Przejdź do treści
Przejdź do stopki

Niedaleko pada jabłko od jabłoni?

Treść

Poznański Instytut Pamięci Narodowej zbada, czy Gerhard Liebchen, służąc w specjalnej jednostce SS, brał udział w zsyłkach Polaków do obozów koncentracyjnych. Jest on ojcem Gunthera von Hagensa, zwanego "doktorem Śmierć", który organizuje wystawy spreparowanych ludzkich zwłok, a ostatnio starał się o to, by w Sieniawie Żarskiej otworzyć zakład, który dostarczałby "materiału" na potrzeby jego ekspozycji.
- Na podstawie ustaleń dziennikarskich śledztw gazet polskich i niemieckich sprawdzimy, czy Gerhard L. współdziałał w zesłaniu do obozów koncentracyjnych około 60 Polaków, co mogłoby stanowić podstawę do wszczęcia śledztwa za udział w ludobójstwie - mówi prokurator Józef Krenz, naczelnik Oddziałowej Komisji Ścigania Zbrodni przeciw Narodowi Polskiemu w Poznaniu.
Gerhard Liebchen urodził się w Polsce pod Kaliszem, a w czasie II wojny światowej najprawdopodobniej podpisał volkslistę i donosił na Polaków do gestapo.

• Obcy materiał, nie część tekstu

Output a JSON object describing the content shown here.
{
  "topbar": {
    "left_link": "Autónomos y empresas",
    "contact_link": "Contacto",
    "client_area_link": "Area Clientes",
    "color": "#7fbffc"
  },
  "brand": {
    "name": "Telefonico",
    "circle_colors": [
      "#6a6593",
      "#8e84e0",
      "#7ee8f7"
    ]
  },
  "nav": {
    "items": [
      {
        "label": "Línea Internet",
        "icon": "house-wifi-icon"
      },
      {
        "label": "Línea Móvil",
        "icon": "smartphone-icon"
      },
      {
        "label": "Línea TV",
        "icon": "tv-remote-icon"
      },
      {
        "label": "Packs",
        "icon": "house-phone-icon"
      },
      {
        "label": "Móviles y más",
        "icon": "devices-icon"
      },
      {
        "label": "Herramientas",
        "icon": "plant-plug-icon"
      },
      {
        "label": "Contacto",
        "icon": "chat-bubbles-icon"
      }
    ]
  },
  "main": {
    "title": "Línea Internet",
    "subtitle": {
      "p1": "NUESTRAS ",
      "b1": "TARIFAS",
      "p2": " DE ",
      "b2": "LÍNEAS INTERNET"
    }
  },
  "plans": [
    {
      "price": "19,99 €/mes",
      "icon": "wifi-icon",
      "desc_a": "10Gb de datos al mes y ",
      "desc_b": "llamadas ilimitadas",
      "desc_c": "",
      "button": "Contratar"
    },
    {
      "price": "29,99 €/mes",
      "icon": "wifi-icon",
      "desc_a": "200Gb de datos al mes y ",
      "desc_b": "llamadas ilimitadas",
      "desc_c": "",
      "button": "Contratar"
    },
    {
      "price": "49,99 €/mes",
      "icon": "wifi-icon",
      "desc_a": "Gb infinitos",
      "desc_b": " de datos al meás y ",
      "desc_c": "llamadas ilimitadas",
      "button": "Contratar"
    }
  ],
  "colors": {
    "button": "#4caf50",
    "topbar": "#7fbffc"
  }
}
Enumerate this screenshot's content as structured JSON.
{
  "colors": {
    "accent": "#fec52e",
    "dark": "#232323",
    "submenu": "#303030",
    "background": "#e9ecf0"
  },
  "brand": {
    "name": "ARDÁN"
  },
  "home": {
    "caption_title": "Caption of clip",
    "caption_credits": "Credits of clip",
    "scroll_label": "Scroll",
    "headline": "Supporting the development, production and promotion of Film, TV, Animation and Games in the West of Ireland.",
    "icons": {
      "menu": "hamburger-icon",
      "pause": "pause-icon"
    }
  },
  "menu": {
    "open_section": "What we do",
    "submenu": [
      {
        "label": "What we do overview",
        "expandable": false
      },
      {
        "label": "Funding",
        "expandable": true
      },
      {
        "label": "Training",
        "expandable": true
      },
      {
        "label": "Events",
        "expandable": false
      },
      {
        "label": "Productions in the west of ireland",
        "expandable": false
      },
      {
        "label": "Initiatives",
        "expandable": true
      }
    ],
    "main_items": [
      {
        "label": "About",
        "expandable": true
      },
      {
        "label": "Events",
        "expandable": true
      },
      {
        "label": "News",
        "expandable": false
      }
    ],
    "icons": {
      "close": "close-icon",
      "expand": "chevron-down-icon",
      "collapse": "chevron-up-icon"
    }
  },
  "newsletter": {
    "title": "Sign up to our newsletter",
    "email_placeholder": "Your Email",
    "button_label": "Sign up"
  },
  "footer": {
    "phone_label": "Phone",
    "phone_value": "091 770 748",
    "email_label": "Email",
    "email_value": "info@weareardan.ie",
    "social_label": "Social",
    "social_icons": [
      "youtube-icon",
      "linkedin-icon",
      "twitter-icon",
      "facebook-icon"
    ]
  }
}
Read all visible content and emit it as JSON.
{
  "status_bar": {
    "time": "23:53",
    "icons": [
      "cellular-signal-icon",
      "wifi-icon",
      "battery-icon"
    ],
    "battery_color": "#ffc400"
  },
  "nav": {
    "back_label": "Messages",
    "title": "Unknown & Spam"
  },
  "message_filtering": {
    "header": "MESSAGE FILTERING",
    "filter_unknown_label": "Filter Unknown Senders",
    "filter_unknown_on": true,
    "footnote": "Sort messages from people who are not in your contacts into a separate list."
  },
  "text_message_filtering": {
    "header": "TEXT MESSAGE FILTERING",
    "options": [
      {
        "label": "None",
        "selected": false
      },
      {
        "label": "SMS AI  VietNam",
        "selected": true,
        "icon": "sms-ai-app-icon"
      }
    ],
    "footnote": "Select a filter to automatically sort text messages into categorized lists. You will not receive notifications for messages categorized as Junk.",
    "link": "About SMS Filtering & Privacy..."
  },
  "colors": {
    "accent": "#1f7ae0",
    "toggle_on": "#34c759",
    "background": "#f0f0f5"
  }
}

Są też informacje wskazujące na to, że brał czynny udział w wywózce polskich kobiet i mężczyzn do obozów koncentracyjnych. Faktem jest, że w 1939 roku zaangażował się w działalność funkcjonującej na terenie Wielkopolski niemieckiej grupy dywersyjnej Selbstschutz. Został za to aresztowany przez polski wywiad i trafił do więzienia. W czasie wojny prześladował Polaków, był aktywistą NSDAP, służył w jednostce SS Jürgena Stroopa. W SS dostał numer SS 374 728 i trafił do jednostki 10/111, która stacjonowała w Gnieźnie. W specjalnym życiorysie, spisanym dla Rasse und Siedlungshauptamtes SS, napisał, że do marca 1940 roku był dowódcą jednostki Selbstschutz w podpoznańskim Zbąszyniu. 5 października 1940 r. oberführer SS Jürgen Stroop wystąpił o odznaczenie Liebchena za zasługi w organizowaniu Selbstschutzu. Liebchen był głównym prowokatorem uszkadzania pomników i krzyży przydrożnych, organizował też Hitlerjugend.
Teraz wraz ze swoim synem Guntherem von Hagensem chcą otworzyć w Polsce - w niewielkiej Sieniawie Żarskiej - specjalistyczny zakład preparowania zwłok dla "celów artystycznych". Przygotowanie szczątków zmarłych ludzi na potrzeby von Hagensa polega na wymianie płynów fizjologicznych w ciele zmarłego na tworzywo sztuczne, dzięki czemu jest ono elastyczne i daje się układać w "pozycjach artystycznych".
Poznański IPN ma wykonać czynności sprawdzające i zabezpieczyć dokumenty archiwalne. Prokurator Józef Krenz w rozmowie z nami nie chciał na razie mówić o ewentualnym wystąpieniu do władz Niemiec o zatrzymanie Gerharda Liebchena.